No time to go down to the docks here at Port Orford. Heck, what am I even doing with all this driving still ahead of me?
I know we are trying to keep a solid pace, but how can I just drive by this scene at Gold Beach, ignoring its aesthetic brilliance?
This may well turn out to be the most dramatic shot I’ll ever shoot of the shark fin rock here at Meyers Creek Beach, but that doesn’t imply I won’t try again and again over the approaching years of doing better.
For a minute, we felt sympathy for this guy; we even refused his offer of money. He wasn’t with us long before he needed to get out of our car. The lesson was learned: guys too well dressed for small-town America hitchhiking are probably sociopaths, and as soon as you tune into the crazy talk, it might even be better to boot them from the car with the first verbal transgression. Lucky for him, we took him as far as Eureka before insisting that there was no way he was going any further with us.

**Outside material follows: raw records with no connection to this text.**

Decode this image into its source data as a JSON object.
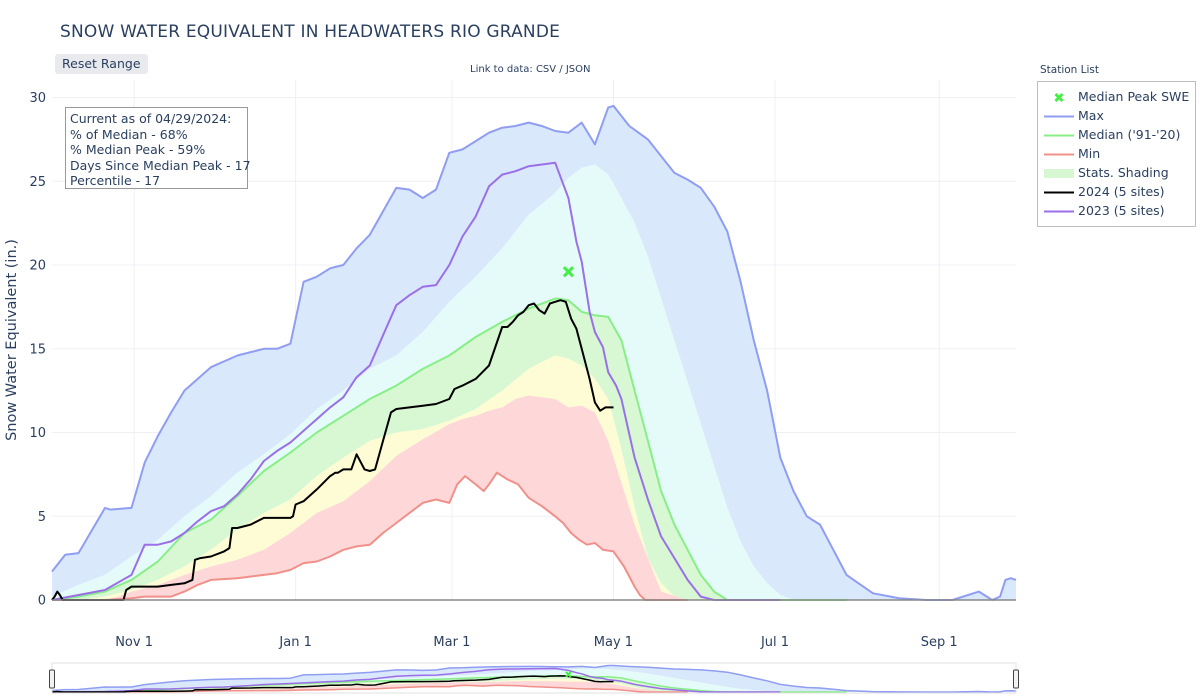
{
  "title": "SNOW WATER EQUIVALENT IN HEADWATERS RIO GRANDE",
  "reset_range_label": "Reset Range",
  "data_link_text": "Link to data: CSV / JSON",
  "station_list_label": "Station List",
  "status": {
    "line1": "Current as of 04/29/2024:",
    "line2": "% of Median - 68%",
    "line3": "% Median Peak - 59%",
    "line4": "Days Since Median Peak - 17",
    "line5": "Percentile - 17"
  },
  "legend": [
    {
      "label": "Median Peak SWE",
      "symbol": "x",
      "color": "#44ee44"
    },
    {
      "label": "Max",
      "symbol": "line",
      "color": "#8f9df2"
    },
    {
      "label": "Median ('91-'20)",
      "symbol": "line",
      "color": "#88ee88"
    },
    {
      "label": "Min",
      "symbol": "line",
      "color": "#f0908a"
    },
    {
      "label": "Stats. Shading",
      "symbol": "fill",
      "color": "#d6f7d2"
    },
    {
      "label": "2024 (5 sites)",
      "symbol": "line",
      "color": "#000000"
    },
    {
      "label": "2023 (5 sites)",
      "symbol": "line",
      "color": "#9b6fe8"
    }
  ],
  "chart_data": {
    "type": "area",
    "title": "SNOW WATER EQUIVALENT IN HEADWATERS RIO GRANDE",
    "ylabel": "Snow Water Equivalent (in.)",
    "xlabel": "",
    "xlim": [
      "Oct 1",
      "Sep 30"
    ],
    "ylim": [
      -1.8,
      31.2
    ],
    "yticks": [
      0,
      5,
      10,
      15,
      20,
      25,
      30
    ],
    "xticks": [
      {
        "label": "Nov  1",
        "day": 31
      },
      {
        "label": "Jan  1",
        "day": 92
      },
      {
        "label": "Mar  1",
        "day": 151
      },
      {
        "label": "May  1",
        "day": 212
      },
      {
        "label": "Jul  1",
        "day": 273
      },
      {
        "label": "Sep  1",
        "day": 335
      }
    ],
    "x_unit": "days since Oct 1",
    "grid": true,
    "legend_placement": "right",
    "median_peak": {
      "day": 195,
      "value": 19.6
    },
    "series": [
      {
        "name": "Max",
        "color": "#8f9df2",
        "x": [
          0,
          5,
          10,
          20,
          22,
          30,
          35,
          40,
          45,
          50,
          55,
          60,
          70,
          80,
          85,
          90,
          95,
          100,
          105,
          110,
          115,
          120,
          125,
          130,
          135,
          140,
          145,
          150,
          155,
          160,
          165,
          170,
          175,
          180,
          185,
          190,
          195,
          200,
          205,
          210,
          212,
          218,
          225,
          230,
          235,
          240,
          245,
          250,
          255,
          260,
          265,
          270,
          275,
          280,
          285,
          290,
          295,
          300,
          310,
          320,
          330,
          340,
          350,
          355,
          358,
          360,
          362,
          364
        ],
        "y": [
          1.7,
          2.7,
          2.8,
          5.5,
          5.4,
          5.5,
          8.2,
          9.8,
          11.2,
          12.5,
          13.2,
          13.9,
          14.6,
          15.0,
          15.0,
          15.3,
          19.0,
          19.3,
          19.8,
          20.0,
          21.0,
          21.8,
          23.2,
          24.6,
          24.5,
          24.0,
          24.5,
          26.7,
          26.9,
          27.4,
          27.9,
          28.2,
          28.3,
          28.5,
          28.3,
          28.0,
          27.9,
          28.5,
          27.2,
          29.4,
          29.5,
          28.3,
          27.5,
          26.5,
          25.5,
          25.1,
          24.6,
          23.5,
          22.0,
          19.0,
          15.5,
          12.5,
          8.5,
          6.5,
          5.0,
          4.5,
          3.0,
          1.5,
          0.4,
          0.1,
          0.0,
          0.0,
          0.5,
          0.0,
          0.2,
          1.2,
          1.3,
          1.2
        ]
      },
      {
        "name": "Q80",
        "color": "#e4fbf9",
        "x": [
          0,
          10,
          20,
          30,
          40,
          50,
          60,
          70,
          80,
          90,
          100,
          110,
          120,
          130,
          140,
          150,
          160,
          170,
          180,
          190,
          195,
          200,
          205,
          210,
          215,
          220,
          225,
          230,
          235,
          240,
          245,
          250,
          255,
          260,
          265,
          270,
          275,
          280,
          290,
          300
        ],
        "y": [
          0.2,
          0.9,
          1.5,
          2.6,
          3.6,
          5.0,
          6.2,
          7.6,
          8.7,
          9.9,
          11.4,
          12.5,
          13.8,
          14.6,
          16.0,
          17.8,
          19.3,
          21.0,
          23.0,
          24.3,
          25.2,
          25.8,
          26.0,
          25.4,
          24.0,
          22.5,
          20.5,
          18.0,
          15.5,
          13.0,
          10.5,
          8.0,
          5.5,
          3.5,
          2.0,
          1.0,
          0.3,
          0.0,
          0.0,
          0.0
        ]
      },
      {
        "name": "Median ('91-'20)",
        "color": "#88ee88",
        "x": [
          0,
          10,
          20,
          30,
          40,
          50,
          60,
          70,
          80,
          90,
          100,
          110,
          120,
          130,
          140,
          150,
          160,
          170,
          180,
          190,
          195,
          200,
          205,
          210,
          215,
          220,
          225,
          230,
          235,
          240,
          245,
          250,
          255,
          260,
          265,
          270,
          275,
          280,
          290,
          300
        ],
        "y": [
          0.0,
          0.2,
          0.5,
          1.2,
          2.3,
          4.0,
          4.8,
          6.2,
          7.7,
          8.8,
          10.0,
          11.0,
          12.0,
          12.8,
          13.8,
          14.6,
          15.7,
          16.6,
          17.4,
          18.0,
          17.9,
          17.2,
          17.0,
          16.9,
          15.5,
          12.5,
          9.5,
          6.5,
          4.5,
          3.0,
          1.5,
          0.5,
          0.0,
          0.0,
          0.0,
          0.0,
          0.0,
          0.0,
          0.0,
          0.0
        ]
      },
      {
        "name": "Q20",
        "color": "#fefcd4",
        "x": [
          0,
          10,
          20,
          30,
          40,
          50,
          60,
          70,
          80,
          90,
          100,
          110,
          120,
          130,
          140,
          150,
          160,
          170,
          180,
          190,
          195,
          200,
          205,
          210,
          215,
          220,
          225,
          230,
          235,
          240,
          250
        ],
        "y": [
          0.0,
          0.0,
          0.2,
          0.6,
          1.2,
          2.0,
          3.0,
          4.2,
          5.2,
          6.0,
          7.4,
          8.5,
          9.5,
          10.0,
          10.2,
          10.7,
          11.4,
          12.5,
          13.8,
          14.6,
          14.4,
          14.0,
          13.2,
          12.0,
          9.0,
          5.5,
          2.5,
          1.0,
          0.2,
          0.0,
          0.0
        ]
      },
      {
        "name": "Q10",
        "color": "#fed8d8",
        "x": [
          0,
          20,
          25,
          30,
          40,
          50,
          60,
          70,
          80,
          90,
          100,
          110,
          120,
          130,
          140,
          150,
          155,
          160,
          165,
          170,
          175,
          180,
          185,
          190,
          195,
          200,
          205,
          210,
          215,
          220,
          225,
          230,
          240
        ],
        "y": [
          0.0,
          0.0,
          0.2,
          0.5,
          0.9,
          1.5,
          2.0,
          2.4,
          3.0,
          4.0,
          5.2,
          5.9,
          7.1,
          8.6,
          9.6,
          10.5,
          10.8,
          11.0,
          11.3,
          11.5,
          12.0,
          12.2,
          12.1,
          12.0,
          11.5,
          11.6,
          11.2,
          9.5,
          7.0,
          4.5,
          2.5,
          0.5,
          0.0
        ]
      },
      {
        "name": "Min",
        "color": "#f0908a",
        "x": [
          0,
          20,
          30,
          35,
          40,
          45,
          50,
          55,
          60,
          70,
          80,
          85,
          90,
          95,
          100,
          105,
          110,
          115,
          120,
          125,
          130,
          135,
          140,
          145,
          150,
          153,
          156,
          160,
          163,
          165,
          168,
          172,
          176,
          180,
          185,
          190,
          193,
          196,
          199,
          202,
          205,
          208,
          212,
          216,
          218,
          220,
          222,
          224,
          230,
          240
        ],
        "y": [
          0.0,
          0.0,
          0.1,
          0.2,
          0.2,
          0.2,
          0.5,
          0.9,
          1.2,
          1.3,
          1.5,
          1.6,
          1.8,
          2.2,
          2.3,
          2.6,
          3.0,
          3.2,
          3.3,
          4.0,
          4.6,
          5.2,
          5.8,
          6.0,
          5.8,
          6.9,
          7.4,
          6.9,
          6.5,
          6.9,
          7.6,
          7.2,
          6.9,
          6.1,
          5.6,
          5.0,
          4.6,
          4.0,
          3.6,
          3.3,
          3.4,
          3.0,
          2.9,
          2.0,
          1.4,
          0.8,
          0.3,
          0.0,
          0.0,
          0.0
        ]
      },
      {
        "name": "2023 (5 sites)",
        "color": "#9b6fe8",
        "x": [
          0,
          10,
          20,
          30,
          35,
          40,
          45,
          50,
          55,
          60,
          65,
          70,
          75,
          80,
          85,
          90,
          95,
          100,
          105,
          110,
          115,
          120,
          125,
          130,
          135,
          140,
          145,
          150,
          155,
          160,
          165,
          170,
          175,
          180,
          185,
          190,
          195,
          198,
          200,
          203,
          205,
          208,
          210,
          213,
          215,
          218,
          220,
          225,
          230,
          235,
          240,
          245,
          250,
          255,
          258,
          260,
          265,
          270,
          275
        ],
        "y": [
          0.0,
          0.3,
          0.6,
          1.5,
          3.3,
          3.3,
          3.5,
          4.0,
          4.7,
          5.3,
          5.6,
          6.3,
          7.2,
          8.3,
          8.9,
          9.4,
          10.1,
          10.8,
          11.5,
          12.1,
          13.3,
          14.0,
          15.8,
          17.6,
          18.2,
          18.7,
          18.8,
          20.0,
          21.7,
          22.9,
          24.7,
          25.4,
          25.6,
          25.9,
          26.0,
          26.1,
          24.0,
          21.4,
          20.2,
          17.2,
          16.0,
          15.1,
          13.6,
          12.8,
          12.0,
          9.9,
          8.5,
          6.0,
          3.8,
          2.5,
          1.2,
          0.2,
          0.0,
          0.0,
          0.0,
          0.0,
          0.0,
          0.0,
          0.0
        ]
      },
      {
        "name": "2024 (5 sites)",
        "color": "#000000",
        "x": [
          0,
          1,
          2,
          3,
          4,
          5,
          10,
          20,
          27,
          28,
          30,
          35,
          40,
          45,
          50,
          53,
          54,
          56,
          60,
          65,
          67,
          68,
          70,
          75,
          80,
          85,
          90,
          91,
          92,
          95,
          100,
          105,
          107,
          108,
          110,
          113,
          115,
          118,
          120,
          122,
          125,
          128,
          130,
          135,
          140,
          145,
          150,
          152,
          155,
          160,
          165,
          170,
          172,
          174,
          176,
          178,
          180,
          182,
          184,
          186,
          188,
          190,
          192,
          194,
          196,
          198,
          200,
          203,
          205,
          207,
          209,
          212
        ],
        "y": [
          0.0,
          0.2,
          0.5,
          0.3,
          0.0,
          0.0,
          0.0,
          0.0,
          0.0,
          0.6,
          0.8,
          0.8,
          0.8,
          0.9,
          1.0,
          1.2,
          2.4,
          2.5,
          2.6,
          2.9,
          3.1,
          4.3,
          4.3,
          4.5,
          4.9,
          4.9,
          4.9,
          5.0,
          5.7,
          5.9,
          6.6,
          7.4,
          7.6,
          7.6,
          7.8,
          7.8,
          8.7,
          7.8,
          7.7,
          7.8,
          9.5,
          11.2,
          11.4,
          11.5,
          11.6,
          11.7,
          12.0,
          12.6,
          12.8,
          13.2,
          14.0,
          16.3,
          16.3,
          16.6,
          17.0,
          17.2,
          17.6,
          17.7,
          17.3,
          17.1,
          17.7,
          17.8,
          17.9,
          17.8,
          16.8,
          16.2,
          15.0,
          13.2,
          11.8,
          11.3,
          11.5,
          11.5
        ]
      }
    ]
  }
}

After filling up on Dutch Bros. again, this time in Eureka after ditching creeper dude, we stopped in at the Humboldt Redwoods State Park to commune with nature and wash our mistake off of us, only to record here on the blog for posterity.
Sunlight has started to fade, and yet we still have 300 more miles of driving before reaching Santa Cruz, California, south of San Francisco. Should we make it to our hoped-for destination, we’ll have covered more than 700 miles today.
Speaking of San Francisco, why not pull into the city for a dinner break? Oh, this looks interesting: Hakka cuisine in the style of Szechuan flavors, and we were the only non-Chinese customers; as a matter of fact, I think that even the menu presented us with some challenges. We ended up with a whole fish that we split before returning to the road for the final leg of today’s journey.